Исторический памятник репрезентирует старину таким образом, что разрыв с прошлым и его утрата оказываются очевидными и неизбежными. В этом смысле нет более красноречивого символа модерности, чем исторический памятник, который ставит точку на прошлом, считая прошлое безвозвратно ушедшим, а современность – технически и интеллектуально вооруженной для его, прошлого, совершенствования в форме воспроизведения.

Став предметом государственной и общественной заботы, исторический памятник принял на себя дополнительные функции, выражающие имперскую идеологию. Европейские империи использовали исторические памятники в качестве инструментов внешней и внутренней политики; нарождающееся гражданское общество – в качестве знаков присутствия со своими повестками в публичной сфере; превращению в символ современности способствует и утрата историческим памятником когнитивной функции в эпоху исторического факта и исторического документа. Исторический памятник со своим государственным и общественным культом становится отличительным признаком «долгого» XIX века, символом гуманистических культуроохранительных интенций просвещенных режимов – и предзнаменованием катастрофы Европы в последующих мировых войнах.

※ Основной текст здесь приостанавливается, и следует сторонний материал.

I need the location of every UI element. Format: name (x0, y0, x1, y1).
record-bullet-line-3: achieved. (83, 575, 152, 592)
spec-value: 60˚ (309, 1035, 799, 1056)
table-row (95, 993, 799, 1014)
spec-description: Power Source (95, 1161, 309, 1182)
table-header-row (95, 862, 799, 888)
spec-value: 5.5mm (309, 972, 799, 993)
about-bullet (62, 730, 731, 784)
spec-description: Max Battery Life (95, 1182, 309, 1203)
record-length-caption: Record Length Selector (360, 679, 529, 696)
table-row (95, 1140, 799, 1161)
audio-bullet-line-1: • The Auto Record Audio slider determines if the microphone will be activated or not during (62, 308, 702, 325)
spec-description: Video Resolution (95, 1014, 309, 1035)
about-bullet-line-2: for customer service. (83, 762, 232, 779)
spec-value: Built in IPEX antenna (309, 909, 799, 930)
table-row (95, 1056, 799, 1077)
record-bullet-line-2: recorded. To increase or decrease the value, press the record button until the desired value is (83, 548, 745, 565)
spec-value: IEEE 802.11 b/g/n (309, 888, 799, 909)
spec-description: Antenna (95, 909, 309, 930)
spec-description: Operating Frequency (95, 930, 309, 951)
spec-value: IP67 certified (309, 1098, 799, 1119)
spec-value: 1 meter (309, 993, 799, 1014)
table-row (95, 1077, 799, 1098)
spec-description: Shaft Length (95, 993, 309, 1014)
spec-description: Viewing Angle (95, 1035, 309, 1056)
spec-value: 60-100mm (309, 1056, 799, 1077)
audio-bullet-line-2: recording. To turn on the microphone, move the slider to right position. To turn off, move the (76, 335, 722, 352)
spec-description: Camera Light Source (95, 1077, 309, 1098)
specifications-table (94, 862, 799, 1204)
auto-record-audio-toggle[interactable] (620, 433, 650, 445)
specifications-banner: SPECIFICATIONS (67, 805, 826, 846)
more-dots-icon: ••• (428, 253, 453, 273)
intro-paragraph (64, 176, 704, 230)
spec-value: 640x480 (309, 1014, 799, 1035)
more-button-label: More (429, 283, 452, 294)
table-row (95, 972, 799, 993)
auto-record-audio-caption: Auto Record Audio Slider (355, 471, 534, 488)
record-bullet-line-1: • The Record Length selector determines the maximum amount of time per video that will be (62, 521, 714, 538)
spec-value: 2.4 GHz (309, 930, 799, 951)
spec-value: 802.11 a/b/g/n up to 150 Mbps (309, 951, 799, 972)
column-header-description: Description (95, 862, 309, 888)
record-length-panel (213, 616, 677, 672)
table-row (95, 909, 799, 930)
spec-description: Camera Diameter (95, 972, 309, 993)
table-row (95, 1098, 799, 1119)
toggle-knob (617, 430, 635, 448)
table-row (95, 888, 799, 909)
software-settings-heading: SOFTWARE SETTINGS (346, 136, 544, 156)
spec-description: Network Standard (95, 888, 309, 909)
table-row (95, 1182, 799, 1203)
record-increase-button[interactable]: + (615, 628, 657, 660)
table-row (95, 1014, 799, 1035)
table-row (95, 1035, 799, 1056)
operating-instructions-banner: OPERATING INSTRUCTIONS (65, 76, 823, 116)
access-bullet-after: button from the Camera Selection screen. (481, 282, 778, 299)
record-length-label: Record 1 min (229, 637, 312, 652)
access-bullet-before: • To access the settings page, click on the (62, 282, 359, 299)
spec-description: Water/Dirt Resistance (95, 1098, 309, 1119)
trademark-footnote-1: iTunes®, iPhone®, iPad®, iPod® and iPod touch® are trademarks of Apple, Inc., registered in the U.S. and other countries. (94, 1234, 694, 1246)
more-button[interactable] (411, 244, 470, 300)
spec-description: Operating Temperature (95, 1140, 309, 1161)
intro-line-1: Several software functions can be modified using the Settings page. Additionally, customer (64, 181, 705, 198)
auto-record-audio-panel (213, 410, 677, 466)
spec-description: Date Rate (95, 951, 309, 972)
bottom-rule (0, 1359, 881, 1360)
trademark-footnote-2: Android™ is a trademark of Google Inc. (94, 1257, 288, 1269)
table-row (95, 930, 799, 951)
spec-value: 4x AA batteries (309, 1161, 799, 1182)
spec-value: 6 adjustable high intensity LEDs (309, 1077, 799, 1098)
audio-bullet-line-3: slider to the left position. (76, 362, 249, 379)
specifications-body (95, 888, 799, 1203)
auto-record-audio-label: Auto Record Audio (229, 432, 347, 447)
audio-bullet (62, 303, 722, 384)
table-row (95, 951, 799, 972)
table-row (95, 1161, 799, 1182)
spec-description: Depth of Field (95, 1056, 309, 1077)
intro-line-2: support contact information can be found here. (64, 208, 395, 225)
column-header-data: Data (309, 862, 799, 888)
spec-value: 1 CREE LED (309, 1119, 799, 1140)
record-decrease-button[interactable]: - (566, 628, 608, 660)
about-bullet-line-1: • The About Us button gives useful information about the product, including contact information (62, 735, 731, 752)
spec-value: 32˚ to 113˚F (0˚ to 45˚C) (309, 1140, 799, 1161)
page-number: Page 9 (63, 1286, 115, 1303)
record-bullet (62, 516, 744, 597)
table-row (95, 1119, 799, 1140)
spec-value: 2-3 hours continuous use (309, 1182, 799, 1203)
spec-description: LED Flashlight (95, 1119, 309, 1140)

Однако и «век памятника» заканчивается, сменяясь «веком наследия», который можно считать наступающим в послевоенные 60-е годы прошлого столетия, одновременно с возникновением общества потребления и спектакля. С развитием туризма, глобального транспорта, электронных коммуникаций и цифровых форматов «культ» уходит в прошлое, уступая место «индустрии», а наследие как таковое покидает область национальных официальных идеологических символов и становится ареной активистских гражданских движений. Если исторический памятник знаменовал собой достоинство нации, то наследие репрезентирует на локальном уровне, представляя коллективную память и идентичность того или иного меньшинства, или, наоборот, в глобальном, над- и транснациональном масштабе, в качестве мирового культурного наследия. При этом по мере дальнейшей демократизации культурного наследия, постепенной отмены евроцентристских принципов ценности и аутентичности (так, как они выразили себя, в частности и в неразрешимых противоречиях парадокса о корабле Тезея); по мере включения в индустрию туризма и в соревнование культур по репрезентации своей исторической памяти в символах наследия возрастает фрагментированность этого поля патримониального культа и коллективного нарциссизма, объединенного общими патримониальными эмоциями. Культы и эмоции сосредоточиваются на отдельных предметах, возводя вокруг них историзирующие и эстетизирующие дискурсы и практики, подобно тому как антикварские желания и эмоции, а также стремление обрести вновь некогда якобы утраченные «корни» как будто возвращают нас обратно в эпоху эрудитов, коллекционеров и дилетантов эпохи Возрождения и барокко. На смену (систематической) истории и после ее, истории, громогласно объявленного конца является культурное наследие с собственными формами времени и пространства, анахроническое, анатопическое, состоящее из взаимных наложений и множественных складок время-пространство эпохи культурного наследия[152].